An IPO for Everyone
That fits in very well with the original intent of the discount, which is to make you a long-term buyer and a happy shareholder.
Companies aren't interested in getting the absolute maximum dollar amount for their stock. They want a happy bunch of shareholders. And they're more than willing to give away a modest discount if that will start shareholders off on the right foot.
What new kinds of companies can go public through OpenIPO?
To go public, you have to have a successful business model that's going to survive over the long pull. Strong brands generally have that. Normally, a strong consumer brand or a strong business brand has value under any circumstance. So we look hard in the branded area.
There are a lot of personal-services companies that build up a franchise and that can be very attractive. But the business has to have gone beyond one person's ability to do business, and it has to have evolved either brand value or franchise value, or have a position in the marketplace as a permanent player. And if you're going to have a growing business and a permanent business, you have to be pretty geographically spread out -- both in the United States and abroad. You really have to know how to do business in the world markets.
You also must have people with business sense. It's the vision of management, more than anything else, that determines how a company is going to do. Good management comes in very different packages, and what you have to do, of course, is to look at the key players' record, their background. Are they people who know how to run businesses? Are they people who know how to build businesses? And if they're real young, it can be a real problem -- the way it was in the Internet space. Many of the really good ideas were generated by the young technology people. But they just didn't know how to run a business.
Can you give an example of a good OpenIPO candidate?
Ravenswood Winery is a good example. Taking that company public got them money that really was not available privately. It was amazing to watch the impact of the public markets on Ravenswood. They had a real sales spurt. They became kind of a national name. They already had a strong brand when we took them public; that's why we took them out. But going public really added to the value of the Ravenswood brand. If three years ago, someone had said that Ravenswood was going to sell out for $150 million [Ravenswood was acquired in April by Constellation Brands for roughly that amount], you would have said he was crazy.
It was the combination of public money coming in, the exposure the public market gave them, and also being our first OpenIPO that gave Ravenswood a lot of publicity -- and that spilled over into its sales. The company grew very rapidly, and everything worked.
"I'd bet there's a huge number of companies, probably as many as 10,000, that are good enough to go public over the next decade."
Going public adds tremendous assets to a company. It gets them money -- permanent equity money -- on a very reasonable basis. It gets them publicity.
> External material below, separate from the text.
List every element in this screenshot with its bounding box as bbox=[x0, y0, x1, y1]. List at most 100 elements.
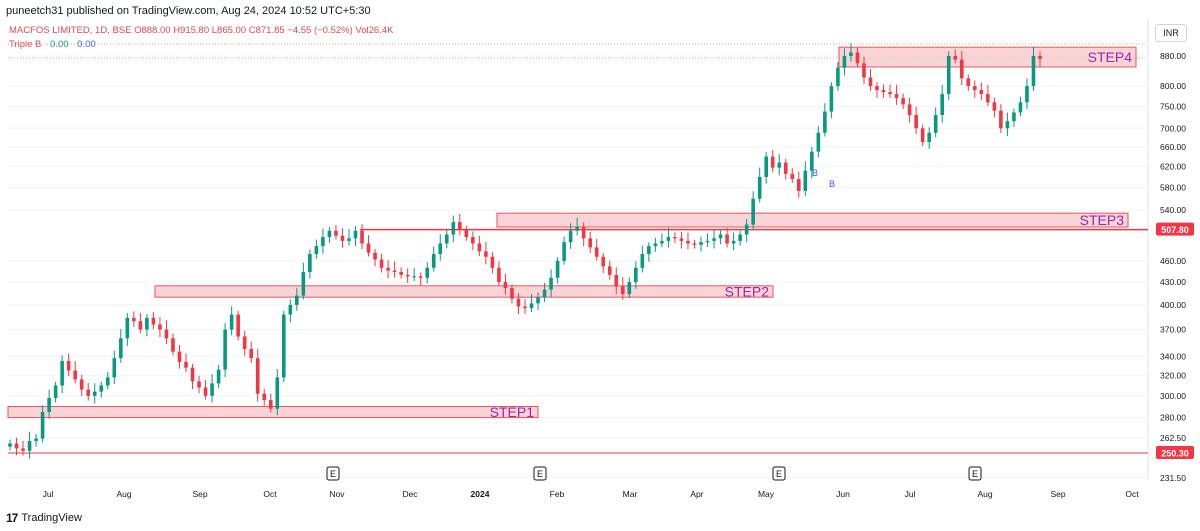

It allows them to expand their management group because of stock options and equity ownership. I honestly think the companies that go public are the companies that are going to survive.
In the last few years IPOs have been built on very dramatic assumptions and very aggressive growth plans, and have been marketed to a certain kind of investor. That investor is looking for the next Cisco, the next Intel. But I'm convinced there are lots of people out there who are more than happy to buy stocks in companies they respect that aren't necessarily projecting such dramatic growth.
That's one of the reasons why I think IPOs should be auctions: to go out to a company's affinity group and the individual investors who know the company's products, and to offer stock to them. That's the whole point.
We also found that in the institutional market there are lots and lots of middle-market investment advisers. They're always looking for new and unusual ideas and are willing to look in industries that are not in vogue. The whole point of the open IPO is to go out and reach buyers who don't normally participate in conventional, investment-bank IPOs.
Where will the next batch of these IPOs come from?
A huge portion of the pipeline is technology companies, but there are businesses in other areas as well.
We've had some success in the consumer-branded areas. For example, there are hundreds of independent wineries, and among them, there are a dozen or two that have very strong brands and that could be very good candidates for the public markets.
The model that I always have in my head is an initial public offering we did at H&Q for Neutrogena, the soap people. We did an offering for them back in the '70s. CEO Lloyd Cotsen had to buy out some of his partners and his father-in-law, who was the founder. Neutrogena went public and stayed public for over 20 years. And it grew. The people who bought that stock -- there were some who held it the whole way -- were rewarded when the company sold out to Johnson & Johnson for roughly $900 million.